Keep in mind that Postgresql has limited number of available background workers. This is specified by max_worker_processes
configuration. Changing that limit requires server restart.
Currently this extension has hard-coded number of workers which is set to 8
.
If you want to change it, you can set MAX_WORKERS
variable in pg_worker_pool.c
to any other number and recompile the extension.
Increasing this number will let you start more workers.
Making this larger than max_worker_processes
will yield no effect though. This is a Postgresql limitation.

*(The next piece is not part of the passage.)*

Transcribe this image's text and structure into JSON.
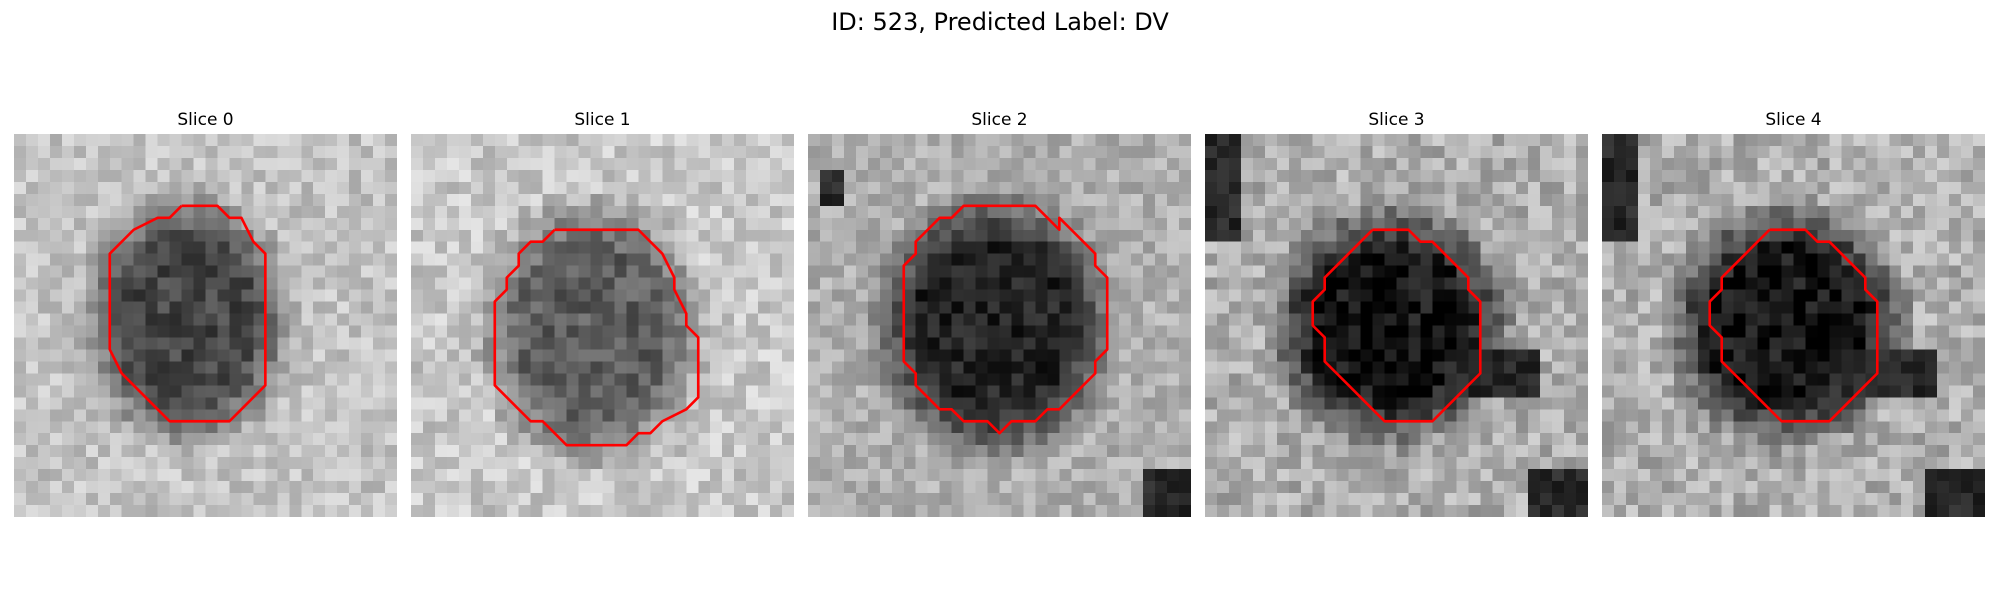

You could also decrease that number, but I'm not sure why would one do that. You can control how many workers actually start by choosing appropriate worker name.
Background workers are created on-demand and exit as soon as they aren't needed.
Upon creation, this extension creates worker_pool
schema.
worker_pool.submit
can be used to add query to be executed on a specified background worker. This also starts the worker at the end of current transaction (if committed). If the current transaction is aborted, the worker is not started.
If you start more than one worker in the same transaction, the order in which they are started in unspecified. It might be and likely will be different than the order of submission. Do not rely on this ordering.
worker_pool.launch
can be used to start a specified worker without adding any queries to the queue.
worker_pool.jobs
stores all queries submitted to be executed.
Worker name can be any string with max length of NAMEDATALEN
(by default 64 characters).
This extension must be loaded via shared_preload_libraries
to correctly allocate required shared memory.
Regular git clone
+ make
+ make install
should be enough.
Note that pg_config
utility needs to be in your $PATH
.
It is commonly part of postgresql-common
package on Debian/Ubuntu and postgresql-libs
on Arch systems.
git clone https://github.com/serpent7776/pg_worker_pool.git
cd pg_worker_pool
make
sudo make install
CREATE EXTENSION pg_worker_pool;
CALL worker_pool.submit('foo', 'create index myindex_1 on my_big_table (id)');
CALL worker_pool.submit('foo', 'create index myindex_2 on my_big_table (name)');
CALL worker_pool.submit('bar', 'create index otherindex_1 on other_big_table (author)');
CALL worker_pool.submit('bar', 'create index otherindex_2 on other_big_table (title)');
SELECT * FROM worker_pool.jobs ORDER BY id DESC;
id | worker_name | query_text | status
----+-------------+-------------------------------------------------------+--------
4 | bar | create index otherindex_2 on other_big_table (title) | done
3 | bar | create index otherindex_1 on other_big_table (author) | done
2 | foo | create index myindex_2 on my_big_table (name) | done
1 | foo | create index myindex_1 on my_big_table (id) | done
(4 rows)
This will start two background workers, foo
and bar
.
foo
will create an indices on table my_big_table
and bar
on table other_big_table
.
foo
and bar
will run independently of each other, but all indices submitted to the same worker will be created in order.
It's hard to answer that in general case, but you probably don't want to start more than the number of CPUs you have on the machine, especially for long running queries.